A National Institute on Aging team describes a cellular senescence signature established through RNA sequencing on human fibroblast, umbilical vein endothelial, or alveolar endothelial cells representing eight distinct senescence models, prompted by everything from ionizing radiation exposure to oncogene expression. Based on the RNA-seq profiles produced in these senescence models together with bioinformatic analyses and RT-qPCR-based validation, the researchers narrowed in on transcripts with altered expression across the senescence models, including 50 transcripts with enhanced expression and 18 transcripts that are muted in senescence. "We propose that these shared transcriptome profiles will enable the identification of senescent cells in vivo, the investigation of their roles in aging and malignancy, and the development of strategies to target senescent cells therapeutically," they say.
Finally, a team in the Netherlands introduces an algorithm for classifying cell types, particularly in tumor samples, using single-cell RNA sequence data.

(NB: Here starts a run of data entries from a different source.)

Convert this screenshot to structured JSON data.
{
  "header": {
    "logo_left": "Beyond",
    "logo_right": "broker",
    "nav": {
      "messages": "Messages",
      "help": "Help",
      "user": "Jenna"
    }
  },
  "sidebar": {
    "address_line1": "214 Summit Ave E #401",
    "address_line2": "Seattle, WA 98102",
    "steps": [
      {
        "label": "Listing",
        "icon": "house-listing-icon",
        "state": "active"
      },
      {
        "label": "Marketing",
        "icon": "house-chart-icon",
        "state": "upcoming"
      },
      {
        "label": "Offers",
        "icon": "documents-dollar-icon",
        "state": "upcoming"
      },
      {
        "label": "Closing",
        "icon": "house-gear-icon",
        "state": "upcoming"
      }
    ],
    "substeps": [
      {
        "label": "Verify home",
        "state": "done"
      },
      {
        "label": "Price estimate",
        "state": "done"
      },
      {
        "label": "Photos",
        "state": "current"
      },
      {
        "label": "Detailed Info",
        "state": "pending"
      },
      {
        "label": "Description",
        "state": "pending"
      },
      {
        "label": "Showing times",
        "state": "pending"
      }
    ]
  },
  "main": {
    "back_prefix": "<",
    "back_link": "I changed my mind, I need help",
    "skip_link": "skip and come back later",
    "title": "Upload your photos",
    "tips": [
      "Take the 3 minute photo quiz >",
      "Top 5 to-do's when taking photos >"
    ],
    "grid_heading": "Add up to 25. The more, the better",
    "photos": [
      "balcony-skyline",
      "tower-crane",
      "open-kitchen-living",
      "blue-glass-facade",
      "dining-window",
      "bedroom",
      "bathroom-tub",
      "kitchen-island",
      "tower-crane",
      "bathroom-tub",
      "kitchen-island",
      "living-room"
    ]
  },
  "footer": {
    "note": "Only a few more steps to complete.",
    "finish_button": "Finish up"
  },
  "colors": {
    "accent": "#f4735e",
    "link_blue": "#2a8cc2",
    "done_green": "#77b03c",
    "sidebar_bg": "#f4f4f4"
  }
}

The selective, hierarchical approach — known as "Characterization of Cell Types Aided by Hierarchical Classification," or CHETAH — hinges on scRNA-seq reference data reported in the past, along with a confidence score to account for variable gene expression in a given cell type, the researchers say. By applying CHETAH to published pancreatic cell datasets, for example, they found that the algorithm is especially suited for identifying new, intermediate, or unassigned cell types. "Having the possibility of unassigned and intermediate cell types is pivotal for preventing misclassification," the authors note, "and can yield important biological information for previously unexplored tissues."